With this landmark decision of the SC, the government's disinvestment target for the year looks like a bad joke and the disinvestment target of Rs 13,200 crore for 2003-04 seems way out of reach. Till now, this fiscal, the government has garnered Rs 993 crore from Maruti's public issue and Rs 18.18 crore from the strategic sale of Jessop & Co to Ruia Cotex. And as per the earlier schedule, HPCL was to have the issue some time in November and BPCL was scheduled for February next year. The Govt had targeted disinvestment of HPCL, BPCL and Nalco to garner over Rs 10,000 crore.
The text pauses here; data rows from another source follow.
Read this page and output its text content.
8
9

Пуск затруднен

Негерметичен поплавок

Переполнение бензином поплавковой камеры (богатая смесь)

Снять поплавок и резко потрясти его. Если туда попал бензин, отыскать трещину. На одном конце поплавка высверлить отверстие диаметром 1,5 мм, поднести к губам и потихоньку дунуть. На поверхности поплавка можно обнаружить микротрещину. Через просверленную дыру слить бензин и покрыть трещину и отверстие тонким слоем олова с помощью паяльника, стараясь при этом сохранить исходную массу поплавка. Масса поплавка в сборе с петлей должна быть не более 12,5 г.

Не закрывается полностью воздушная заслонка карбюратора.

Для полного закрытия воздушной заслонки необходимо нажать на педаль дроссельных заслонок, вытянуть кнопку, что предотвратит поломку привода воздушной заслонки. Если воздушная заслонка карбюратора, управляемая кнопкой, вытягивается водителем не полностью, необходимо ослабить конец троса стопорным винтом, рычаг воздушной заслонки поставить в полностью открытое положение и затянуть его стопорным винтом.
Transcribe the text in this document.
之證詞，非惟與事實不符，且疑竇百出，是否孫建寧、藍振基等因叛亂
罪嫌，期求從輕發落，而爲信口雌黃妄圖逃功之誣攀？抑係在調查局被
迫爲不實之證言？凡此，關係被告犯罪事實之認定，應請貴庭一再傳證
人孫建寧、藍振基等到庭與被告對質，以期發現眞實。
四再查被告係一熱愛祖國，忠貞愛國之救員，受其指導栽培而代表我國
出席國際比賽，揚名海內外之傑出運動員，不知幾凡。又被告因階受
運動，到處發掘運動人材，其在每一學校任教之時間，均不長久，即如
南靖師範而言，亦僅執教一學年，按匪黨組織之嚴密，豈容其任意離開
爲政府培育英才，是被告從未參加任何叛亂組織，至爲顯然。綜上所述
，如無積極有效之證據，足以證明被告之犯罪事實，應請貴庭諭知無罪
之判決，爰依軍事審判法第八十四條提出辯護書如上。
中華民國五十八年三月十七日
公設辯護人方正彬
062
It would be interesting to note that since the disinvestment process began in 1991-92, the Govt has been able to target for the year only thrice, the last one being in 1998-99. Just a quick run through the sales. Modern Foods was sold to Hindustan Lever Ltd in January, 2000. Since then 11 other companies, including VSNL, CMC, IPCL and Balco, have been sold to private partners. Paradeep Phosphates is now doing well under the new management Zuari-Chambal. Nineteen hotels belonging to the India Tourism Development Corporation and three of the Hotels Corporation of India have also been sold. And through the sale of all these, the Govt has managed to earn around Rs.11,000 crores.


Well, the latest news following this decision by the SC is that the petroleum ministry is drawing up a proposal for the Cabinet to offer more than 26 per cent of the government's equity in HPCL to the Oil and Natural Gas Corporation (ONGC) on a nomination basis. This way while management control of HPCL will be pass on to ONGC, it will still remain a government company. The other option is to merge the two companies.


If this works out, the Govt is confident of getting closer to its disinvestment target of Rs 13,200 crore for the current fiscal and at the same time comply with the Supreme Court ruling. Moreover, the ONGC officials said that the corporation had substantial cash in hand to pay anything up to Rs 8,000 crore for acquiring management control of HPCL.


As usual, we can only keep our fingers crossed and hope that the process of disinvestment goes on and India is able to get closer, if not meet, its disinvestment target this fiscal.